If you want to inspect the ALB DNS name directly (e.g. from a bastion or VPN):

kubectl get ingress deepseek-r1-qwen3-8b-neuron -n vllm-neuron \
-o jsonpath='{.status.loadBalancer.ingress[0].hostname}'

To expose the API publicly over HTTPS, deploy the Terraform stack with var.base_domain set to a public Route53 zone you own (see top-level README).
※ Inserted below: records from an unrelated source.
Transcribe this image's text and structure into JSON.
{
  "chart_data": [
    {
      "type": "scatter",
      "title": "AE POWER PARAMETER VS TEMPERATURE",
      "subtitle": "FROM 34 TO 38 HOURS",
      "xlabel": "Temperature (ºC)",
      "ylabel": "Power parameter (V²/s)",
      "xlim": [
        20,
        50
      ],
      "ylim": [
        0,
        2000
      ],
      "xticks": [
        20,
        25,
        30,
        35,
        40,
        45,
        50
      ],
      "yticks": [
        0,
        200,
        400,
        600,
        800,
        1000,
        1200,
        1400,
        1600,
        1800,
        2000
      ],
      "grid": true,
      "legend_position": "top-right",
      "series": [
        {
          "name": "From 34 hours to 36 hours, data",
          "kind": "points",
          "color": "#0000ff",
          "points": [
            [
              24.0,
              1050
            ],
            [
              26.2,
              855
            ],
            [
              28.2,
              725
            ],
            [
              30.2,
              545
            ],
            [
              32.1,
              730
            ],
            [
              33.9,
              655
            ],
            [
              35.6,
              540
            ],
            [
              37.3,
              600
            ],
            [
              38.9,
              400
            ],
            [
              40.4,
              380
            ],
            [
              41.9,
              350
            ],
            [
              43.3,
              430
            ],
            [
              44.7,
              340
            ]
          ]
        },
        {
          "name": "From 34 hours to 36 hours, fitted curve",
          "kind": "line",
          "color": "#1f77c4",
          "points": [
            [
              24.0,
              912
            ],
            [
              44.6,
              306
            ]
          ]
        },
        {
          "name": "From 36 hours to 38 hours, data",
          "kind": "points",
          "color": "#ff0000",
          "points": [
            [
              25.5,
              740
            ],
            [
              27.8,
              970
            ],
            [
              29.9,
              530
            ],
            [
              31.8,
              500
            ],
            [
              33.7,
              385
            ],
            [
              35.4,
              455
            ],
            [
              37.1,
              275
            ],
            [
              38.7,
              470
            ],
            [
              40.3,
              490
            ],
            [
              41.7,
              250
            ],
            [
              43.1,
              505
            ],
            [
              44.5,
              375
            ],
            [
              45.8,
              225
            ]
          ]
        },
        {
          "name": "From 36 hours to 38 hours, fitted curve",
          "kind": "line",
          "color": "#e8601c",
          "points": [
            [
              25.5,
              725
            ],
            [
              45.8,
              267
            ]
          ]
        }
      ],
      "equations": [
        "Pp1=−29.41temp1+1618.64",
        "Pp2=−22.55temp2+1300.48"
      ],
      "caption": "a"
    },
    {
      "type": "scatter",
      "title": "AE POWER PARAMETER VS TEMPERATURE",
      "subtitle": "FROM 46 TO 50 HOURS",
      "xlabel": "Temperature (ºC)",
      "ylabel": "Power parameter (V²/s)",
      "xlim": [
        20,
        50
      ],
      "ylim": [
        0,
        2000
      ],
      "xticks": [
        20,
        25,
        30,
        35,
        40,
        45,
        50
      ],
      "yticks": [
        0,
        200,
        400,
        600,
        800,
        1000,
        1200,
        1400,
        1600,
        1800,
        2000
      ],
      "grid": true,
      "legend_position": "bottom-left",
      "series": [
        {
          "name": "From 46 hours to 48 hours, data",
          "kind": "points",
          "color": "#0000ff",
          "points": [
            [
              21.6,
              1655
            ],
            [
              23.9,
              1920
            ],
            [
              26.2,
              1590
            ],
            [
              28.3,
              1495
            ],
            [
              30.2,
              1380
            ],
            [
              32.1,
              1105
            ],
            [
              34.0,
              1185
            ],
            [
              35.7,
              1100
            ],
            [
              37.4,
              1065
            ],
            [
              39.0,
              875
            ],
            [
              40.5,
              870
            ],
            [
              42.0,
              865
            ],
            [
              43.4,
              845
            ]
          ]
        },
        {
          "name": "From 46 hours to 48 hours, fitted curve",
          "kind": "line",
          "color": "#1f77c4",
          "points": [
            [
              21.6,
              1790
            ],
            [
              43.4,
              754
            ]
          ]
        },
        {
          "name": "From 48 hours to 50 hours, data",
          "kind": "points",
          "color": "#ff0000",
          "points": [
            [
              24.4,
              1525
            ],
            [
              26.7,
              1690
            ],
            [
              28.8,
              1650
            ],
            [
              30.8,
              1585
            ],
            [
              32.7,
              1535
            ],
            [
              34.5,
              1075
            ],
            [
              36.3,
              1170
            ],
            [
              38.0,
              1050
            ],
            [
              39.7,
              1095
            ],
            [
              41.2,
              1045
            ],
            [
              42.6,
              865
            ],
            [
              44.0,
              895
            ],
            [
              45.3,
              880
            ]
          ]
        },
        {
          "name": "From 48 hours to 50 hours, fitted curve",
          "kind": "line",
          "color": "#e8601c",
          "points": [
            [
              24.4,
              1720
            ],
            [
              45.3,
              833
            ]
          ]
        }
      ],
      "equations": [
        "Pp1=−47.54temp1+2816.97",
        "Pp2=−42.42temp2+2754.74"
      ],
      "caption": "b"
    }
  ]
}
The example will be reachable at https://neuron.<full_domain> once external-dns publishes the record.

Clean up

kubectl delete -f vllm-deployment.yaml
kubectl delete -f ../../nodepools/neuron-nodepool.yaml

Troubleshooting

🔧 Common issues and their solutions:

🎯 Pod Scheduling Issues

  1. Pod stuck in Pending

    • Check scheduling events:
      kubectl -n vllm-neuron describe pod -l app=deepseek-r1-qwen3-8b-neuron
    • Confirm a Neuron node was provisioned by the NodePool:
      kubectl get nodes -l karpenter.sh/nodepool=neuron
  2. Insufficient Neuron capacity

    • Ensure sufficient inf2 quota in your AWS account
    • Check pod scheduling events:
      kubectl -n vllm-neuron get events --sort-by=.lastTimestamp

🧠 Model Serving Issues

  1. Pod logs

    • Tail vLLM startup and request logs:
      kubectl -n vllm-neuron logs -f deployment/deepseek-r1-qwen3-8b-neuron
  2. Neuron runtime status

    • Inspect Neuron devices on the pod:
      kubectl -n vllm-neuron exec -it deployment/deepseek-r1-qwen3-8b-neuron -- neuron-ls

🔄 Load Balancer Issues

  1. Ingress / ALB Status
    • Check Ingress provisioning:
      kubectl -n vllm-neuron describe ingress deepseek-r1-qwen3-8b-neuron
    • Check ALB controller logs:
      kubectl -n kube-system logs deployment/aws-load-balancer-controller
    • Verify the ALB hostname resolves and target group health is green

💡 Tip: Always check pod logs and events first when troubleshooting deployment issues.